Haig’s thoughts on the state of the German Army were rooted in the belief that he won every battle so far in the war. He did this by “moving the goal posts” during each battle, i.e. changing the conditions by which he could claim victory. Each offensive’s final objective started out as a breakthrough and destruction of the German Army. When that didn’t happen, he narrowed the focus for victory, almost always to a tactically important piece of terrain, that only had strategic significance because he said so. Then he threw more and more troops into battle to achieve what eventually amounted to a face saving “victory” for the newspapers. He would continue an offensive despite the casualties until he felt he could claim victory. For example, his latest claim to a meaningless victory was the Nivelle Offensive, where he claimed victory after the Canadians captured Vimy Ridge despite the lack of a breakthrough and complete and bloody failure everywhere else. In essence he sacrificed long term success for short term headlines, even though the millions of British and Commonwealth casualties and near static trench lines since 1914 would have had anyone else fired long before.

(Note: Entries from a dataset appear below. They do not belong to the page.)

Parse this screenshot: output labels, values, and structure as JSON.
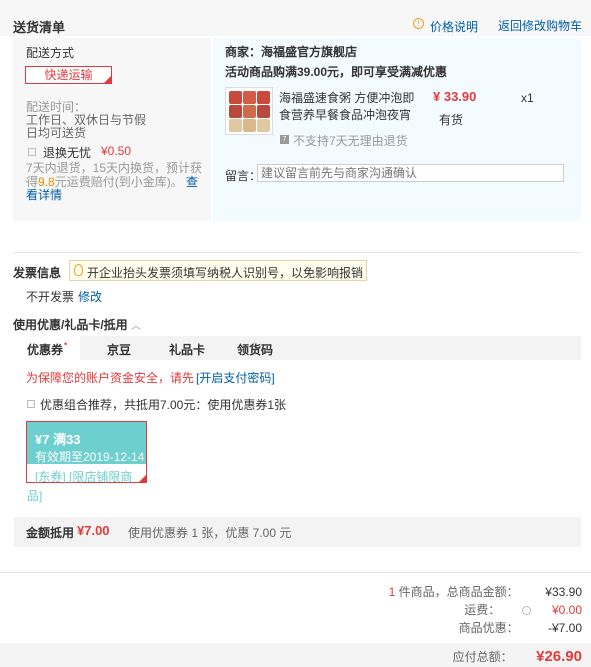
{
  "delivery": {
    "title": "送货清单",
    "price_note": "价格说明",
    "back_to_cart": "返回修改购物车"
  },
  "shipping": {
    "method_label": "配送方式",
    "method_value": "快递运输",
    "time_label": "配送时间：",
    "time_value_1": "工作日、双休日与节假",
    "time_value_2": "日均可送货",
    "return_label": "退换无忧",
    "return_price": "¥0.50",
    "return_desc_1": "7天内退货，15天内换货，预计获",
    "return_desc_2a": "得",
    "return_desc_amount": "9.8",
    "return_desc_2b": "元运费赔付(到小金库)。",
    "see_detail_1": "查",
    "see_detail_2": "看详情"
  },
  "shop": {
    "merchant": "商家：海福盛官方旗舰店",
    "promo": "活动商品购满39.00元，即可享受满减优惠",
    "product_name_1": "海福盛速食粥 方便冲泡即",
    "product_name_2": "食营养早餐食品冲泡夜宵",
    "price": "¥ 33.90",
    "qty": "x1",
    "stock": "有货",
    "no_return": "不支持7天无理由退货",
    "note_label": "留言：",
    "note_placeholder": "建议留言前先与商家沟通确认"
  },
  "invoice": {
    "title": "发票信息",
    "tip": "开企业抬头发票须填写纳税人识别号，以免影响报销",
    "value": "不开发票",
    "edit": "修改"
  },
  "coupons": {
    "title": "使用优惠/礼品卡/抵用",
    "tabs": [
      "优惠券",
      "京豆",
      "礼品卡",
      "领货码"
    ],
    "tab_star": "•",
    "security_msg": "为保障您的账户资金安全，请先",
    "security_link": "[开启支付密码]",
    "combo_text": "优惠组合推荐，共抵用7.00元：使用优惠券1张",
    "card_amount": "¥7 满33",
    "card_expire": "有效期至2019-12-14",
    "card_tag_1": "[东券] [限店铺限商",
    "card_tag_2": "品]",
    "sum_label": "金额抵用",
    "sum_amount": "¥7.00",
    "sum_desc": "使用优惠券 1 张，优惠 7.00 元"
  },
  "summary": {
    "count": "1",
    "count_suffix": "件商品，总商品金额：",
    "goods_total": "¥33.90",
    "freight_label": "运费：",
    "freight_value": "¥0.00",
    "discount_label": "商品优惠：",
    "discount_value": "-¥7.00",
    "payable_label": "应付总额：",
    "payable_value": "¥26.90"
  },
  "colors": {
    "accent_red": "#e4393c",
    "link_blue": "#005ea7",
    "coupon_teal": "#6ecfcf"
  }
}
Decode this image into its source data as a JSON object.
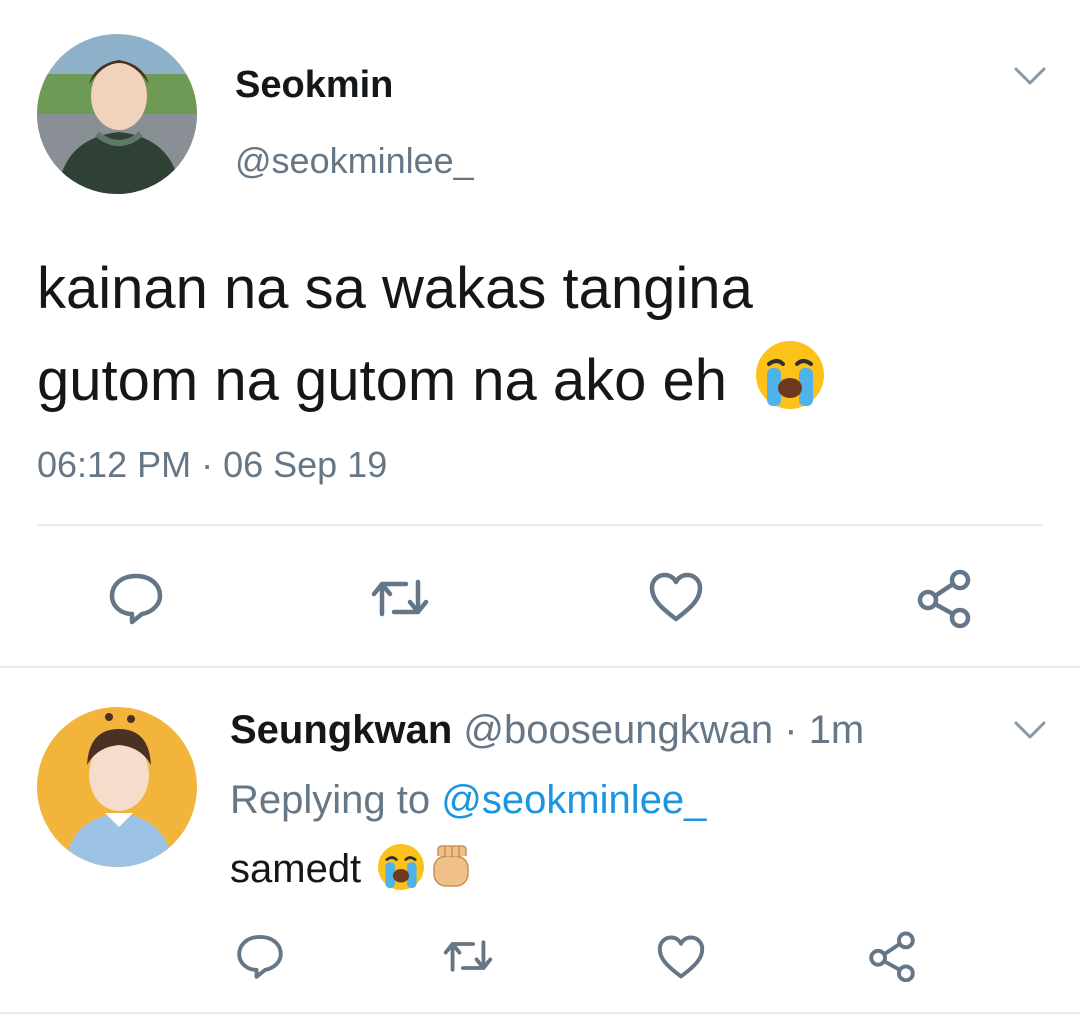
{
  "main_tweet": {
    "display_name": "Seokmin",
    "handle": "@seokminlee_",
    "text_line1": "kainan na sa wakas tangina",
    "text_line2": "gutom na gutom na ako eh",
    "timestamp": "06:12 PM · 06 Sep 19",
    "emoji": "loudly-crying-face"
  },
  "reply": {
    "display_name": "Seungkwan",
    "handle": "@booseungkwan",
    "separator": "·",
    "time": "1m",
    "replying_prefix": "Replying to",
    "replying_to": "@seokminlee_",
    "text": "samedt",
    "emojis": [
      "loudly-crying-face",
      "raised-fist"
    ]
  },
  "actions": [
    "reply-icon",
    "retweet-icon",
    "like-icon",
    "share-icon"
  ],
  "colors": {
    "text": "#14171a",
    "muted": "#657786",
    "link": "#1b95e0",
    "divider": "#e6ecf0",
    "icon": "#657786"
  }
}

At the end of July 1917, Haig was going to do it again.
On 31 July 1917, twelve British, Australian, Kiwi, and French divisions, nearly 150,000 men, went over the top in the already tortured, blood soaked, and pock marked moonscape of Flanders around the Ypres (pronounced “E-priss”) Salient.
The hard learned reforms by the Canadians proven on Vimy Ridge had not reached the rest of the force, and the Third bloody Battle of Ypres began after a massive week long area artillery barrage. Surprise was lost, and the barrage just enlightened the prepared Germans as to where to place their reserves. The Allies made almost no gains (they captured only a small portion of the hard fought Plickim Ridge) and incurred massive casualties on themselves.
True to form, Haig reinforced the offensive and ordered it continued. But even Haig had no control over the weather, and unseasonal rains flooded the area. The heaviest rainfall in August in Flanders in 30 years turned the battlefield into a swampy morass. That the bombardment ruined what was left of the any drainage systems didn’t help. Tanks were stuck, supply lories immobilized, and men lived and fought in a sea of mud, which was a ghastly stew of earth, the abandoned or discarded accoutrements of war, and the remains of tens of thousands unburied casualties from the previous two Battles of Ypres. Nonetheless, Haig continued the battle into August and September to little gain.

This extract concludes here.